Requirements
All the log collectors tried below will be using Elasticsearch as the backend system and Kibana as it’s web interface.
Installed Elasticsearch and Kibana
Elasticsearch as a storage for the logs and Kibana as the Elasticsearch user interface. We’re going to need them as they come so just download from the official website.
Let’s just run them both with the following commands. (*nix/macos)
$ ./bin/elasticsearch $ ./bin/kibana
Fluentd
This tool comes with a service that needs to be installed in the system; td-agent.
td-agent is a tool that collects the logs and conveys them to a storage system, in this case Elasticsearch. I was able to set it up and use as inputs the system log and a rest API that fluent listens to.
To make it work with Elasticsearch I had to install a plugin used to connect the two tools together. Fluentd installation guide is very straightforward.

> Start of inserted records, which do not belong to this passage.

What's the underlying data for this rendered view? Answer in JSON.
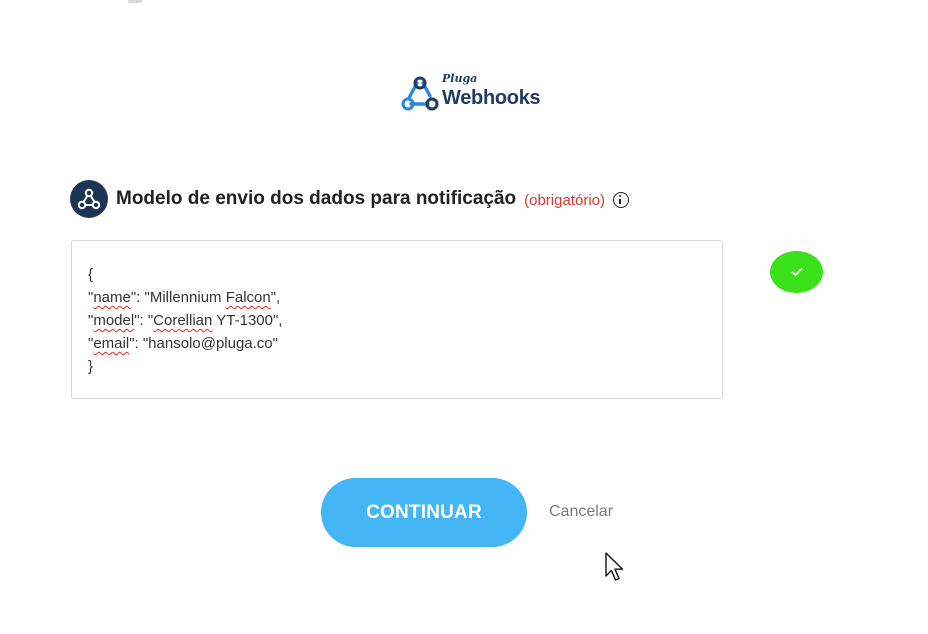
{
  "header": {
    "logo_brand": "Pluga",
    "logo_product": "Webhooks"
  },
  "section": {
    "title": "Modelo de envio dos dados para notificação",
    "required_label": "(obrigatório)",
    "info_icon": "info-icon",
    "avatar_icon": "webhook-icon"
  },
  "payload": {
    "lines": [
      "{",
      "\"name\": \"Millennium Falcon\",",
      "\"model\": \"Corellian YT-1300\",",
      "\"email\": \"hansolo@pluga.co\"",
      "}"
    ],
    "parts": {
      "q": "\"",
      "name_key": "name",
      "name_sep": "\": \"Millennium ",
      "name_val_flag": "Falcon",
      "name_end": "\",",
      "model_key": "model",
      "model_sep": "\": \"",
      "model_val_flag": "Corellian",
      "model_end": " YT-1300\",",
      "email_key": "email",
      "email_end": "\": \"hansolo@pluga.co\""
    }
  },
  "status": {
    "icon": "check-icon",
    "color": "#3ae01a"
  },
  "actions": {
    "continue_label": "CONTINUAR",
    "cancel_label": "Cancelar"
  },
  "colors": {
    "accent": "#45b6f5",
    "required": "#d9382d",
    "brand_navy": "#1c3554"
  }
}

I can send logs to Fluentd and visualize them in Elasticsearch in the following ways:
$ curl -X POST -d ‘json={“message”:”message2", “ident”: “rest”}’ http://localhost:8888/td.rest.test
the configuration for this listener in the Fluentd is done as follows in
/etc/td-agent/td-agent.conf
An input is configured:
# HTTP input
# POST http://localhost:8888/<tag>?json=<json>
# POST http://localhost:8888/td.rest.login?json={"user"%3A"me"}
# @see http://docs.fluentd.org/articles/in_http
<source>
@type http
@id input_http
port 8888
</source># live debugging agent
<source>
@type debug_agent
@id input_debug_agent
bind 127.0.0.1
port 24230
</source>
And then a match which is used to send data to Elasticsearch
<match td.rest.*>
@type elasticsearch
logstash_format true
<buffer>
flush_interval 10s # for testing
</buffer>
</match>
To send a system log to Fluentd just run:
$ logger -t test foobar22
Also in this case there is an input section and a match section in the configuration file.
#get logs from syslog
<source>
@type syslog
port 42185
tag syslog
</source><source>
@type forward
</source><match syslog.**>
@type elasticsearch
logstash_format true
<buffer>
flush_interval 10s # for testing
</buffer>
</match>
With Fluentd filters can be used to transform the logs in input before saving them. There are not a lot of predefined filters but new plugins can be developed to extend Fluentd.
Output sources:
- out_copy
- out_null
- out_roundrobin
- out_stdout
- out_exec_filter
- out_forward
- out_mongo or out_mongo_replset
- out_exec
- out_file
- out_s3
- out_webhdfs
For integration with Elasticsearch
$ sudo /usr/sbin/td-agent-gem install fluent-plugin-elasticsearch — no-document
Bottomline
Documentation: PoorCommunity: Poor
Distributed extensions
Personally had some issues setting it up; not straightforward.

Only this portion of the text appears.